Sunday, February 17, 2008

Engineering Human Tissue

If a railroad engineer runs a freight train, an electrical engineer builds electric circuits and a custodial engineer is --well, a janitor-- what then is a tissue engineer? Engineer is one of those English words that have gotten slippery in their application. The Middle English engin comes from the Latin root ingenium for natural ability, or genius. Natural abilities were somehow ascribed to machines, called engines, the operators or designers of which were called engineers. This confusion between the natural and the mechanical is getting worse. Tissue engineers, the subject of this article, are people that design and build bioartificial organs among other things. Bioartificial, a word with oxymoronic qualities, refers to synthetic organs that contain living cells or tissues. A bioartificial liver, for instance, is a device which contains liver cells to detoxify the blood of a patient, along with purely mechanical filters, tubes and pumps.

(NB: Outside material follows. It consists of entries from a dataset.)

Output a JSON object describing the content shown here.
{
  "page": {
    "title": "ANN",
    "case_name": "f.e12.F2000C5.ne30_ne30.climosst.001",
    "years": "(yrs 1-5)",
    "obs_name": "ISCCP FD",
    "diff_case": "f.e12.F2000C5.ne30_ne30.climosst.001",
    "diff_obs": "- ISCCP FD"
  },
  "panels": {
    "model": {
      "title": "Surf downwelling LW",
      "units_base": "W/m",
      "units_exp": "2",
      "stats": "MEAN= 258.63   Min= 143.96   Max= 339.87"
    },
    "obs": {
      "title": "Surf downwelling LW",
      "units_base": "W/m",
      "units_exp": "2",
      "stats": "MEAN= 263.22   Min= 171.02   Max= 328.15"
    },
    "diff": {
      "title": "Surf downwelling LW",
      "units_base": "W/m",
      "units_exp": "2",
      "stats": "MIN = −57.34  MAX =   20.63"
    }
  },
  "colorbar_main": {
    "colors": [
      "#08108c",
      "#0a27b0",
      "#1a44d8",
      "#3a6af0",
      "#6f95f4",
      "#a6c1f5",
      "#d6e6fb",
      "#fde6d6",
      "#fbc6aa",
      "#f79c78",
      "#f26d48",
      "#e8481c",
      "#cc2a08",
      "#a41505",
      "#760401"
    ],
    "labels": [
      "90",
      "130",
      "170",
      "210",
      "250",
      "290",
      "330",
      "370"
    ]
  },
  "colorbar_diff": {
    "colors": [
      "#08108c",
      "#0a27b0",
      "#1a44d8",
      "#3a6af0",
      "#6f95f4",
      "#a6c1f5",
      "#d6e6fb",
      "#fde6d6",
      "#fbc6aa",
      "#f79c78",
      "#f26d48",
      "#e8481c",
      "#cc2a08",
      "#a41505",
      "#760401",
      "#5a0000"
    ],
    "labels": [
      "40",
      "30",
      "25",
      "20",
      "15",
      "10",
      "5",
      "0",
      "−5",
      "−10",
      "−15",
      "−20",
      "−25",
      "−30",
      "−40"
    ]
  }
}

Tissue engineering, broadly defined, covers a large fraction of the problems that medical science encounters. It includes 1) inducing the patient's own body to regenerate damaged tissue; 2) replacing the patients' cells or organs with living tissue from other sources, or 3) implanting prosthetic devices, such as an artificial heart, which functionally replace living organs or tissues. Already, physicians have found ways to enhance the body's limited abilities in the regeneration of skin, bones, cartilage, and nerves. Bioartificial livers, pancreas, and kidneys are in various stages of clinical development. Robert Langer and Joseph Vacanti, among the visionary fathers of tissue engineering, imagine a future in which severed limbs could be fully regenerated, failed organs could be replaced with living, laboratory generated equivalents, blindness could be cured with microelectronic vision chips, and fetuses could be brought to term in artificial wombs. This is not a far out future but one that could be realized in 30-50 years, in their view, given recent advances in understanding of tissue and organ culture, and in synthesizing biocompatible materials.

Technology, like politics, is the art of the possible. Advances in science are a necessary but not sufficient condition for advancements in technology. Also necessary are commitments of time and money, cultural adjustments in attitude, and sometimes, enabling changes in the regulatory environment.

The delicate balancing act required for technological advance is demonstrated by a small biotechnology concern called Osteotech in its efforts to help bone surgeons. While bones have an inherent ability to repair themselves, particularly traumatic fractures or bone cancer can leave voids that are impossible to for the body to heal in a satisfactory fashion. Traditionally, these voids have been filled with grafts, usually from taken from the patient; for instance, a piece of the hip is often used in back surgery. This requires the pain and expense of a second operation, however, and in sometimes the patient is not an adequate self-donor. In that case, "allograft" tissue, (in this case, bone) from another human donor is used, usually from a cadaver. Osteotech slices, freezes, and packages human bone in sizes convenient for surgeons.

The main attribute of bone, its structural strength, also makes it a hard material to work with. For this reason, Osteotech supplies Grafton, which comes in flexible strips, as a gel, or even Grafton bone putty. Grafton is "demineralized bone matrix;" human bone that has been chopped up, freeze-dried, acid extracted and further processed into its various forms. Grafton, however, is not a product that Osteotech "sells" to end users, because, under U.S. law, human tissue cannot be bought or sold. Technically speaking, Osteotech "processes" human tissue for non-profit organizations, such as the Red Cross or the Musculoskeletal Foundation, which then distribute it to surgeons. Last year, the federal Food and Drug Administration introduced an additional complication when it considered at length whether Grafton should be regulated as a "medical device" , and hence under FDA control. To the considerable relief of Osteotech and its stockholders, the FDA eventually concluded that Grafton was a human tissue graft ( regulated by local institutional review boards (IRBs)), thus saving the years and expense that would have been required to obtain FDA approval. It is likely that Grafton might easily be replaced with bone matrix from non-human sources, such as cattle, at much lower expense. Ironically, such a product, by the same logic that the FDA applied to Grafton, would be considered a "xenograft" or a tissue donation of non-human origin, which the FDA now regulates in a recent extension of its powers. Therefore, we are unlikely to see such a non-human derived Grafton-like product marketed in the U.S. very soon, if ever.